3. “Bisogna, inoltre, considerare che alcuni committenti erano molto precisi nelle loro richieste; era un periodo ricco, non dal punto di vista economico, ma inteso come forte risveglio della devozione, della fede. Le confraternite erano veramente potenti e raccoglievano molte offerte dai fedeli, anzi in quell’epoca il popolo era quasi minacciato e costretto a offrire.” A tal proposito, è intervenuta la signora Trenti, membro delle volontarie per Santo Stefano che aveva presentato l’evento: “La Confraternita dei battuti, per esempio, aveva la sua sede più famosa proprio nella chiesa di San Vigilio a Pinzolo. Coltivava alcune opere caritatevoli e la raccolta fondi per opere varie. Infatti, le danze macabre di Pinzolo e Carisolo pare siano state commissionate proprio da loro.”
4. “Col Concilio di Trento – sottolinea la relatrice – ci fu un capovolgimento delle rappresentazioni sacre. Nel Concilio erano state dedicate riunioni interne alla discussione sull’importanza di educare il popolo attraverso le immagini, con una conseguente crescita delle stesse. Dopo il Concilio, invece, si è voluto riordinare per andar incontro ai nuovi dettami, molte sono state distrutte o cancellate per dare il via al nuovo corso.”
Se vi capiterà di soggiornare in questi luoghi, non mancate di fare una visita alla chiesa di Santo Stefano per ammirarne l’interno, con le testimonianze del passaggio di Carlo Magno e l’affresco dell’ultima cena.

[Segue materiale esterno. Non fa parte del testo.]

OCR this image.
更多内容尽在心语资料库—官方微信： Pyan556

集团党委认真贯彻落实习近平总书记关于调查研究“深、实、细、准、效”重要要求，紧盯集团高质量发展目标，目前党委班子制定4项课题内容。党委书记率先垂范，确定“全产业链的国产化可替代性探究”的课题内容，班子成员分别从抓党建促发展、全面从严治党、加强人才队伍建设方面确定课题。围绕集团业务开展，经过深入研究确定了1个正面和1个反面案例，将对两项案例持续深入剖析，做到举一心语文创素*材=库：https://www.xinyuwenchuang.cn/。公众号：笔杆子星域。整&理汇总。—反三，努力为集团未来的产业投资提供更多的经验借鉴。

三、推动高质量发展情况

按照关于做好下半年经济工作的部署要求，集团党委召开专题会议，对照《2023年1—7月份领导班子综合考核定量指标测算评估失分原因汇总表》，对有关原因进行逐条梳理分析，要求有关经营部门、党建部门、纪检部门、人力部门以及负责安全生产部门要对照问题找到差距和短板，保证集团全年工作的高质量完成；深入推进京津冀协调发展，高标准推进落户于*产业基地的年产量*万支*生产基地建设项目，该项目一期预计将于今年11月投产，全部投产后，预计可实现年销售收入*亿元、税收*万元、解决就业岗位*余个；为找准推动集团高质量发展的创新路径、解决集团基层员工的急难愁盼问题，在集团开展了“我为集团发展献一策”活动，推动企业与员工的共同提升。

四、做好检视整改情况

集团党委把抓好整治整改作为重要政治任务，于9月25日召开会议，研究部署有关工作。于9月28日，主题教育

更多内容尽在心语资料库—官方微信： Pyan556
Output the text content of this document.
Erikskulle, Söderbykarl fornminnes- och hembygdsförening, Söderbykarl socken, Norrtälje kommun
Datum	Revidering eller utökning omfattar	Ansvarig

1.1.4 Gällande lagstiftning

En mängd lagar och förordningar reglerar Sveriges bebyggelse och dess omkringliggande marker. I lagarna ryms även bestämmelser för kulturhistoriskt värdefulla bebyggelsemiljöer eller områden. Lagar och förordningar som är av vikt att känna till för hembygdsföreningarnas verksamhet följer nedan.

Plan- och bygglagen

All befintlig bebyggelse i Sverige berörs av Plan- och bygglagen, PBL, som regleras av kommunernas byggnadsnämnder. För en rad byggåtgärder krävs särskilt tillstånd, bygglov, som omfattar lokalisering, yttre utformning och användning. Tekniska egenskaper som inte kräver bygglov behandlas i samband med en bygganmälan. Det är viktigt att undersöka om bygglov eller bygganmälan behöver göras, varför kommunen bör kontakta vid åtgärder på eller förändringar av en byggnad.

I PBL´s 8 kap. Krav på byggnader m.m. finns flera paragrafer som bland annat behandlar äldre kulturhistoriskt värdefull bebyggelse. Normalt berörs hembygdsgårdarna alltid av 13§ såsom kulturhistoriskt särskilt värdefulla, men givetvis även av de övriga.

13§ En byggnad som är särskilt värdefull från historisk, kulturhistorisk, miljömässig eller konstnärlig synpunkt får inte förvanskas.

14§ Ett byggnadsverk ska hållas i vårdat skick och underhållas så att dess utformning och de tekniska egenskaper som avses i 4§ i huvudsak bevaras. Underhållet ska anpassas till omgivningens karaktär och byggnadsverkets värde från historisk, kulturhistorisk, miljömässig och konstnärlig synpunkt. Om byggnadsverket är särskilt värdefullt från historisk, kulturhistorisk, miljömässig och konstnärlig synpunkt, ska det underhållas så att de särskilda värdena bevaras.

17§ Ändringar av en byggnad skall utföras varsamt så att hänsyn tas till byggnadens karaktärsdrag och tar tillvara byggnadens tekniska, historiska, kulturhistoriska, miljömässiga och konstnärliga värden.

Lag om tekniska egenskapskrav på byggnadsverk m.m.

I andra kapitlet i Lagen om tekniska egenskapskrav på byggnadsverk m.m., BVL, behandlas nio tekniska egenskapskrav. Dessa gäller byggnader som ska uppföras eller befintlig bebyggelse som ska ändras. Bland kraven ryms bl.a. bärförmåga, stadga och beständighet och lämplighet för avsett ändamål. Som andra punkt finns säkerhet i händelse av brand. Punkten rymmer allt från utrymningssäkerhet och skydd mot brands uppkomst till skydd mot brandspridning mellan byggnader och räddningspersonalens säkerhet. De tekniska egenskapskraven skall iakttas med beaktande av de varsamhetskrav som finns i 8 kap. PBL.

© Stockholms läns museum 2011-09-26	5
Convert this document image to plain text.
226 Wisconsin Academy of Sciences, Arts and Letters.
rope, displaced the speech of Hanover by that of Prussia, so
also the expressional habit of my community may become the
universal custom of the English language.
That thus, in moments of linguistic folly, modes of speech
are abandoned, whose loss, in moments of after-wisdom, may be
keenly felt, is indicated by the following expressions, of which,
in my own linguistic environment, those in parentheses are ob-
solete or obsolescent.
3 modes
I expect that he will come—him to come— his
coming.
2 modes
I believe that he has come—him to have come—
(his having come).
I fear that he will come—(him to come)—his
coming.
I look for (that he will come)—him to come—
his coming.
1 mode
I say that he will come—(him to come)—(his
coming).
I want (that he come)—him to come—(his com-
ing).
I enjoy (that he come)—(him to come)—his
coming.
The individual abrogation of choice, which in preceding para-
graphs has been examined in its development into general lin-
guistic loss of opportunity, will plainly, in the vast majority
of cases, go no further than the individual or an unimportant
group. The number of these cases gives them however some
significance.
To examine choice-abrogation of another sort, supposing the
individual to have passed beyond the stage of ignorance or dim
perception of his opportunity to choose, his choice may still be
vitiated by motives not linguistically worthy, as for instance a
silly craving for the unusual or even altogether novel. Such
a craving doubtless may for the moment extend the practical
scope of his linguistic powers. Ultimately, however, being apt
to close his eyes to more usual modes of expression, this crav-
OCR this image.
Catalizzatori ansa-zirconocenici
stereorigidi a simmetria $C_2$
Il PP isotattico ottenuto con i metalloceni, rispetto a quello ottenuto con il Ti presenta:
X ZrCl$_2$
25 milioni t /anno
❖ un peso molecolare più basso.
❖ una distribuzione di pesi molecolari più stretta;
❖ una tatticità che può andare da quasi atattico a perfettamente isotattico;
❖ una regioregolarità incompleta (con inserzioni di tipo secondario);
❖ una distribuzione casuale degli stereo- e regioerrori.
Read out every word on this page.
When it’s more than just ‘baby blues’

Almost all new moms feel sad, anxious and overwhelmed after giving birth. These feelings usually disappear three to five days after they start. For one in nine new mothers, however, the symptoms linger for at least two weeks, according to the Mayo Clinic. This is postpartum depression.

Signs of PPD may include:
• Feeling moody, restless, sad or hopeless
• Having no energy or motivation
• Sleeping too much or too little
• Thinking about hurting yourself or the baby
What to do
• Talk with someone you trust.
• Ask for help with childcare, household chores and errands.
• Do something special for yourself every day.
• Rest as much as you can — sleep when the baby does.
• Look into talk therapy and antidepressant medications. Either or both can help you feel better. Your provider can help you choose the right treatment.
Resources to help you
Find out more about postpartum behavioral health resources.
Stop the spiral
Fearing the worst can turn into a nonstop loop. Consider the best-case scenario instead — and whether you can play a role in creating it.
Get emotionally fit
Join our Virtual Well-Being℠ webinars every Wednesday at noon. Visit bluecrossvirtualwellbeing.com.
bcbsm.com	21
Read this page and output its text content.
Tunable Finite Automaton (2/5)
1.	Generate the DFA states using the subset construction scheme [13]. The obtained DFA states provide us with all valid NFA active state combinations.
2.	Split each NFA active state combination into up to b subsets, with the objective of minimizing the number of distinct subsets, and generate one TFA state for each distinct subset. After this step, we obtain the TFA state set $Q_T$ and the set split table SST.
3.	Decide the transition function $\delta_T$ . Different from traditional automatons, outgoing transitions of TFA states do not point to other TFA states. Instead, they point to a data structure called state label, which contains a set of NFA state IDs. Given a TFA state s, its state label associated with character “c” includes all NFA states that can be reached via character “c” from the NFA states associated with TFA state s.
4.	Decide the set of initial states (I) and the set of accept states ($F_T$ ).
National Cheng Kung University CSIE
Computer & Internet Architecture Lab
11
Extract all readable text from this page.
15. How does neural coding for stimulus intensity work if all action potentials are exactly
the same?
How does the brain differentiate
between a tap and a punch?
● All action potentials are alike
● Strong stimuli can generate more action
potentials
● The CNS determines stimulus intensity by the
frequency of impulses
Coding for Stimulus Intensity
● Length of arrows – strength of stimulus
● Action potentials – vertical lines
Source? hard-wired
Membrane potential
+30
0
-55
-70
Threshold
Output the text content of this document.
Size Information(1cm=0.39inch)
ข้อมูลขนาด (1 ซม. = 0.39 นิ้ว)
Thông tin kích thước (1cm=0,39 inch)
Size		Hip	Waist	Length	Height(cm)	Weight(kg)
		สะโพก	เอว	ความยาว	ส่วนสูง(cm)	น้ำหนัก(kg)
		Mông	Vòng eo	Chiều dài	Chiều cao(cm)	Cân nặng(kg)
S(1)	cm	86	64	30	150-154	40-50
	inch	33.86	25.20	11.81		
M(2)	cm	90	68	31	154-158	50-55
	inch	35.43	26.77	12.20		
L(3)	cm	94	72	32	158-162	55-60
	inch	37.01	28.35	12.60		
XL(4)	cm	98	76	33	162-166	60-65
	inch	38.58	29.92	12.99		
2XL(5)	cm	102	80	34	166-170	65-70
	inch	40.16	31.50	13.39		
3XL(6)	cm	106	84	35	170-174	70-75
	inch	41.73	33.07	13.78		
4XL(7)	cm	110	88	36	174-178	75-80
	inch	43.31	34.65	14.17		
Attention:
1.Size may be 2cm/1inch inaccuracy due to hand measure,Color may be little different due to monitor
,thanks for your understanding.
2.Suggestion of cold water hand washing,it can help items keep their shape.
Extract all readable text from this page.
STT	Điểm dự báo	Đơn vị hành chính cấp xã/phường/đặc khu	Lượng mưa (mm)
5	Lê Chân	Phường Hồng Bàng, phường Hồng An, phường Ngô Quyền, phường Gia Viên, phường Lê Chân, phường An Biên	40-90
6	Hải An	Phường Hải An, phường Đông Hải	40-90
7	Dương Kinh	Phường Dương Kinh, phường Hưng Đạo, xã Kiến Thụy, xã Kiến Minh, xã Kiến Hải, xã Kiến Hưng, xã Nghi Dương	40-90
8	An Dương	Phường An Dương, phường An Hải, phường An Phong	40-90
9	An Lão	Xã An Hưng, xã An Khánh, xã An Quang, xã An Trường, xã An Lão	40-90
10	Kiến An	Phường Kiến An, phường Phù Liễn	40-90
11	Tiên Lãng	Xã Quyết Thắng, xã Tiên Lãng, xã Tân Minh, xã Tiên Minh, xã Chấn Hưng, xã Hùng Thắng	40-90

Dal 26 Dicembre al 6 Gennaio la chiesa sarà visitabile tutti i giorni dalla 10.30 alle 12.00. Nello stesso periodo, all’esterno, sotto la prima arcata, quella della SS.Trinità o “Trono delle Grazia”, sarà possibile ammirare un suggestivo presepio, opera di Carlo Morandi, un artigiano locale.
Per chi ha programmato una vacanza dopo questo periodo, ma prima dell’apertura estiva, la Chiesa viene comunque aperta a gruppi di visitatori, con visita guidata, dietro richiesta alla locale Pro Loco (0465/ 501392) info@prolococarisolo.it
La salita alla Chiesa vi offrirà anche una splendida vista sulla valle, sul Sarca di Genova, sulla località dell’Antica Vetreria, nell’Ottocento fabbrica per la lavorazione del vetro, sulla pista di fondo, illuminata quando scendono le ombre della sera per sciate in notturna.
Potrete ammirare “… a est le forme spettacolari e fantasiose del Brenta; a ovest la Val Genova che s’inoltra profonda tra ripidi boschi e alte vette granitiche, lasciando scorgere la cima innevata dell’Adamello…”( da “Santo Stefano in Carisolo , storia, arte e fede” di Fulvia Chiappani e Graziella Trenti edito dalla Pro Loco di Carisolo).
Se d’estate il verde riempie gli occhi, il paesaggio invernale vi lascerà senza parole, per citare una canzone di Vasco, datata ma sempre bella. Con poca fatica, vi gusterete natura, arte e storia in un luogo di grande pace e serenità.